We’re so often urged to grow our own because of the freshness and flavour of veg picked, prepared and eaten with just a few steps in between, and summer salad leaves are no different. But for me, the story is even bigger than that, for the more I can grow at home, the less food miles I’ll be contributing to. And the less plastic packaging I’ll use.

I suppose that for convenience, freshness and to prevent damage the supermarkets have deemed the polythene bag an essential. And they do seem to extend the life of the leaves, and from the consumers point of view the bag contains the slime when they decompose in the fridge. It seems to be a but of a national obsession, that so many people buy bagged salads on the pretext of them being healthy, but then don’t get round following through with the good intentions.  For a few years ago, it was estimated that ‘we’ throw away 37,000 tonnes of salad every year. That’s quite a weight when you consider that salad is quite lightweight stuff.

Why grow your own salad leaves

While all those bags of mixed salad leaves are reasonably cheap to buy, it only needs you to buy 2 of the small ones a week to come out at £100-150 a year. And the polythene isn’t recycled by my local authority – I don’t know about yours.

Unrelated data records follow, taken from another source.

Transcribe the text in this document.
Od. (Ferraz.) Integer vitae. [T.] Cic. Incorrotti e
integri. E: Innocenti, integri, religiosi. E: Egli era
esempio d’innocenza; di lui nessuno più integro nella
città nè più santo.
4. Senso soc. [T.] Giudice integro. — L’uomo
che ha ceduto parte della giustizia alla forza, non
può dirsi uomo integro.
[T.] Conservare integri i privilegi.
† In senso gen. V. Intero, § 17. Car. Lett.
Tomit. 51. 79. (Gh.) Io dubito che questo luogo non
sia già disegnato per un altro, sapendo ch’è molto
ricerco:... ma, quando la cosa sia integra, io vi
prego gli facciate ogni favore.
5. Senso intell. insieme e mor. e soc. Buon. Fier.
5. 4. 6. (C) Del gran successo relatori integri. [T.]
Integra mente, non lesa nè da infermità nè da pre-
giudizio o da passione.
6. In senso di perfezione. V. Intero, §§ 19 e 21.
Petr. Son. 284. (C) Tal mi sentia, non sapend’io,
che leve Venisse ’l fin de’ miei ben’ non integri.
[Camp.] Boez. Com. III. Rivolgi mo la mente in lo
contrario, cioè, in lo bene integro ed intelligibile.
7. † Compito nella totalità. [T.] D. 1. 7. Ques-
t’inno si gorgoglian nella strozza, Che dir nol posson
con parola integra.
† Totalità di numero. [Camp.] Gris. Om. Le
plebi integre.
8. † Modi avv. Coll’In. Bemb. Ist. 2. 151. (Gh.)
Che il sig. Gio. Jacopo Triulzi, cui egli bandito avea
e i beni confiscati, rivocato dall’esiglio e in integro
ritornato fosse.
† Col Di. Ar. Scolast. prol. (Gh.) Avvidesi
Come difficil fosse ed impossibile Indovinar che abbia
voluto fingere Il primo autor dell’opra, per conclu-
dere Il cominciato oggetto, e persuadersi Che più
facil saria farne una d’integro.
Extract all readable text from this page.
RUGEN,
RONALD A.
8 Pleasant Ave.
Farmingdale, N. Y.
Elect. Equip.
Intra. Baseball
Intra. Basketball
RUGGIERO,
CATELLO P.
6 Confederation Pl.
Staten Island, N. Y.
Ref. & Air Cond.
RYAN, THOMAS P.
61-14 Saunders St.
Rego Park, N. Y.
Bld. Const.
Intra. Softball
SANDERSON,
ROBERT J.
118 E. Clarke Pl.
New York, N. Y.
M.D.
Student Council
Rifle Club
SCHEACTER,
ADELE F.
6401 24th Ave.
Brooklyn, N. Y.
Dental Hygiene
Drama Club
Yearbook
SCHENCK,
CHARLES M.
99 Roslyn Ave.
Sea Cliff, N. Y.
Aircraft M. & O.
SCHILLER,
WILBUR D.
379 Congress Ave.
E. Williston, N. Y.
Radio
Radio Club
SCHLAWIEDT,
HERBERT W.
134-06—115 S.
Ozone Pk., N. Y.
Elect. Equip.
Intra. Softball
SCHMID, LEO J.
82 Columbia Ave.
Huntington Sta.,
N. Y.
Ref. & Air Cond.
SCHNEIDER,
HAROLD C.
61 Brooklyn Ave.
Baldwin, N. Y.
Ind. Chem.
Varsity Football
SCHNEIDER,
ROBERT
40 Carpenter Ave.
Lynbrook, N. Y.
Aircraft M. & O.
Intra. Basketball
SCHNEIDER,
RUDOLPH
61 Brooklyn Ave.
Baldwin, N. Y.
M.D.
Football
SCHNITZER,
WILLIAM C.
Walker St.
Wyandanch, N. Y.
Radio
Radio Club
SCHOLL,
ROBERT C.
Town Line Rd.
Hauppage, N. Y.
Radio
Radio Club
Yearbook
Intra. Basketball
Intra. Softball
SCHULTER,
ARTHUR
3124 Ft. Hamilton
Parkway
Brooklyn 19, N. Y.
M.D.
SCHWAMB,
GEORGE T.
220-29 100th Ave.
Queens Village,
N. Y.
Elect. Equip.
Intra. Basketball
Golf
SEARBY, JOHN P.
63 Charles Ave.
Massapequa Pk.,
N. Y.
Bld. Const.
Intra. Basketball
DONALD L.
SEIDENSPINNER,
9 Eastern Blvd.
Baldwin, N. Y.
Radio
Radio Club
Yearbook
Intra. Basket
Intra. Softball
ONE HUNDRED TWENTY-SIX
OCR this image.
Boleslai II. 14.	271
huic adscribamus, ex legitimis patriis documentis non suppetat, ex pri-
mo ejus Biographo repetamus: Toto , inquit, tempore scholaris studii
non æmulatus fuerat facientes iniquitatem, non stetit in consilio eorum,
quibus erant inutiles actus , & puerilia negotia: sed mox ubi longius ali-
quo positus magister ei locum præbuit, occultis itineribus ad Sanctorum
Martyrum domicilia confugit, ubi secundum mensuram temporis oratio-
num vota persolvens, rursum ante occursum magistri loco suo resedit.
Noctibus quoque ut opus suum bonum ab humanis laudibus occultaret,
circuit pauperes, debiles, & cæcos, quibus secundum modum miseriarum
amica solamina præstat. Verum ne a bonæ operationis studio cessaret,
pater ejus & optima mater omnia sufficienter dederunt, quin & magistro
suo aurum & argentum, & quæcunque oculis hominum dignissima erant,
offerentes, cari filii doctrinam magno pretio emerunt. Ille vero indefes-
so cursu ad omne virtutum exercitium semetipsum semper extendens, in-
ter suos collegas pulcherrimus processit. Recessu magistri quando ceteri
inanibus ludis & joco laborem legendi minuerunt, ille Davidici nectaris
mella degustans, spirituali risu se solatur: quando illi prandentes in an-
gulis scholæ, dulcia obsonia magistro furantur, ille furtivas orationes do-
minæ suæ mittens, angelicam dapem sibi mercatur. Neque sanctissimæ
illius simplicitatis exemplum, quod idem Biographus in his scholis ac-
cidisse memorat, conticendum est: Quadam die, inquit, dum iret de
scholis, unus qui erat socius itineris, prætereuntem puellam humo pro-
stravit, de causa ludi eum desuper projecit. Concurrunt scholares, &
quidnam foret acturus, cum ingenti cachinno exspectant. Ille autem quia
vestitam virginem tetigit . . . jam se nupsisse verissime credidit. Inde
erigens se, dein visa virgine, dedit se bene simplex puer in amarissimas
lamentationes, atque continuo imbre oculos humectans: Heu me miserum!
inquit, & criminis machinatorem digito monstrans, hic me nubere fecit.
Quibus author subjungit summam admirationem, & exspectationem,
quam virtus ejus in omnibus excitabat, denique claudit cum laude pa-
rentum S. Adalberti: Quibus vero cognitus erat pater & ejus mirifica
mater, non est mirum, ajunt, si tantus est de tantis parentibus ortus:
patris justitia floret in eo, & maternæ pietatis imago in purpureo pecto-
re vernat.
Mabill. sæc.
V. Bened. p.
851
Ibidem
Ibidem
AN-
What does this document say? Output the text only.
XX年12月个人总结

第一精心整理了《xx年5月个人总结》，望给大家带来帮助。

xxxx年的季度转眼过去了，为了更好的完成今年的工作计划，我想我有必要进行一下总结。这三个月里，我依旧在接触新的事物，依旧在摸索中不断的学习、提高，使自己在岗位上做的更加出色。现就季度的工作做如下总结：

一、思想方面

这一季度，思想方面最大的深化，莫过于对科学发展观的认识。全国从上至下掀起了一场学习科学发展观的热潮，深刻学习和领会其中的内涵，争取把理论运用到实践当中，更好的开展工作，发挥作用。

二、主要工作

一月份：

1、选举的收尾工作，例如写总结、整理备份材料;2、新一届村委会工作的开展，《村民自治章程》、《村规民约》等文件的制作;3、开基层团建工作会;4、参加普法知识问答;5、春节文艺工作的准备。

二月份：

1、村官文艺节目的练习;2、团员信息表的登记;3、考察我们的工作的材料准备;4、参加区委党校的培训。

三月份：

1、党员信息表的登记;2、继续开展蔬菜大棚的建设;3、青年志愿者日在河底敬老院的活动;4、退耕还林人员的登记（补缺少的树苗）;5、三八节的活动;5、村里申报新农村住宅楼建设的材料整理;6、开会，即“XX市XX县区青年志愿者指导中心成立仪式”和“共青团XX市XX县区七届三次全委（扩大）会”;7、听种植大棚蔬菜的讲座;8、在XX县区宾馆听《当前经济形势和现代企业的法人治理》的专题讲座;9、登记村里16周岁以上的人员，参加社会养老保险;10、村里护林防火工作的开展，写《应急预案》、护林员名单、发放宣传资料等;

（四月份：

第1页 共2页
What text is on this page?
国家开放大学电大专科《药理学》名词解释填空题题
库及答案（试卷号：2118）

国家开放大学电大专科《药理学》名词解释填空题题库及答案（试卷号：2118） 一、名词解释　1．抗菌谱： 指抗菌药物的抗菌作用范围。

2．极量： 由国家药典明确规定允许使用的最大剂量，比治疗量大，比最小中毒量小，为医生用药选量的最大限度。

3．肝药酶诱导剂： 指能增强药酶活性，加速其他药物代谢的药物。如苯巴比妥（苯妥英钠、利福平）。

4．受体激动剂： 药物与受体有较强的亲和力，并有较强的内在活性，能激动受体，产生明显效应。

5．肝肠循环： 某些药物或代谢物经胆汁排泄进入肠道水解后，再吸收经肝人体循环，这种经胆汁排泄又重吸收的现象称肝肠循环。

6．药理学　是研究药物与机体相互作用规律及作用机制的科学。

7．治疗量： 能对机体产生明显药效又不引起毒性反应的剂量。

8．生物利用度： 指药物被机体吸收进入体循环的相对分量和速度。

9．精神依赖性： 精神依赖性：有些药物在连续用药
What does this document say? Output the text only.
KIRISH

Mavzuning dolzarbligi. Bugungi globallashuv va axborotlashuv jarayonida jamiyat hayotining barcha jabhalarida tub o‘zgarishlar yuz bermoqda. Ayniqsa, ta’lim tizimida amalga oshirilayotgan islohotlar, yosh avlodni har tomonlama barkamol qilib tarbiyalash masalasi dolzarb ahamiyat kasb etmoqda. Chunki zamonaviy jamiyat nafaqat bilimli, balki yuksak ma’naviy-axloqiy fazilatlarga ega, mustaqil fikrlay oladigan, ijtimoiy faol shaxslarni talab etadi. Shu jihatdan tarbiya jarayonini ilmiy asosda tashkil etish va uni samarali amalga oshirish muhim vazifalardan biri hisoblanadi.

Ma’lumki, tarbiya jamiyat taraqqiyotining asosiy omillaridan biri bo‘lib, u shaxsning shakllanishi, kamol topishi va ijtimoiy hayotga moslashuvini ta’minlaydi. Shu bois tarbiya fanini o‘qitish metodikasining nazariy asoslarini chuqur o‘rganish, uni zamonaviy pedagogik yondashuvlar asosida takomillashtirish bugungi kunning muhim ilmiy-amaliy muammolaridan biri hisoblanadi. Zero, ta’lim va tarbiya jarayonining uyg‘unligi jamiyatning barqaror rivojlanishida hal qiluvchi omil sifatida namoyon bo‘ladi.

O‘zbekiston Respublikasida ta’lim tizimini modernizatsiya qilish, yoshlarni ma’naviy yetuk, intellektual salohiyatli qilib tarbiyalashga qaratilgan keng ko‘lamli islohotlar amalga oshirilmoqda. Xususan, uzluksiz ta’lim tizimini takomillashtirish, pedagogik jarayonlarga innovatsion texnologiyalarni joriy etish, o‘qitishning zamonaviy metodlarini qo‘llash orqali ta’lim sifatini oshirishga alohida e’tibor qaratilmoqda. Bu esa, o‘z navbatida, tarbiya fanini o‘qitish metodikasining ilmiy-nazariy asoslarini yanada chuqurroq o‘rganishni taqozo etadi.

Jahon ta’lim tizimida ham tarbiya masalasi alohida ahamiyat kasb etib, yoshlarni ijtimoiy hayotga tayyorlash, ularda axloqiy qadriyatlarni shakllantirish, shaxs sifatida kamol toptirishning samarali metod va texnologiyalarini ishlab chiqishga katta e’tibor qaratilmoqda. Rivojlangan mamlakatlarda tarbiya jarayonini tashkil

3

Now not all salads and salad leaves are sold in polythene. Some farm shops and retails present it loose, with paper bags. But there are obvious shelf life and hygiene issues to take into account.

So what about growing salad leaves to try and be a bit greener? I’ve grown lots of pots of it in my time and it really couldn’t be easier – certainly in the spring and summer outside. And if you’ve got a porch, cold greenhouse, conservatory or  windowsill, then they can be grown in winter too, as long as there’s plenty of light. The pot in the main picture, here,  is one that Alan Titchmarsh sowed for a video in our recent BBC Gardeners’ World Magazine, Veg Growing Masterclass on line. And the mixed salad leaves were up in about a week, in a sheltered position outside.

I’ll be picking from that pot in a couple of weeks so, all in all, about 3 weeks after sowing. And the crop will go on for a couple of months. They’re quick and easy, and once you’ve bought the seed (there’s loads in a packet) and the compost – you can use an old pot or bucket with holes punched in the sides – that potful cost less than one bag of supermarket salad. I’ve got a pot that I’m already picking from and will sow another in 2-3 weeks, so that I’ve got a succession of crop to harvest.

How to sow salad leaves

The container is best if it’s about 40cm in diameter and deep to maintain moisture and air in the compost. You’ll stress the crop if it dries out completely. And I use a mix of 1-part (by volume) of garden soil or bagged loam, with 2-parts of peat-free compost. Alan used that mix too in his video.

Fill the pot to within a couple of centimetres of the rim of the pot or whatever container you’re using and tap the sides to settle it in place. Then make some shallow seed drills in the surface (preferably only 5mm deep) and sprinkle a few seeds along each one. In a 40cm diameter pot, aim to make 4 parallel rills of different lengths and sow around 30 seeds in total. Cover the seeds with compost, water thoroughly put in a light, shelter place – outdoors or in – and watch them pop up.

If you sowed some this weekend, you could be eating your own salad leaves in 3 weeks. And you can pick them fresh when you need them, and they won’t be cold and clammy from a polythene bag in the fridge. They’ll taste of something and you’ll want to eat them because you grew them. Enough said.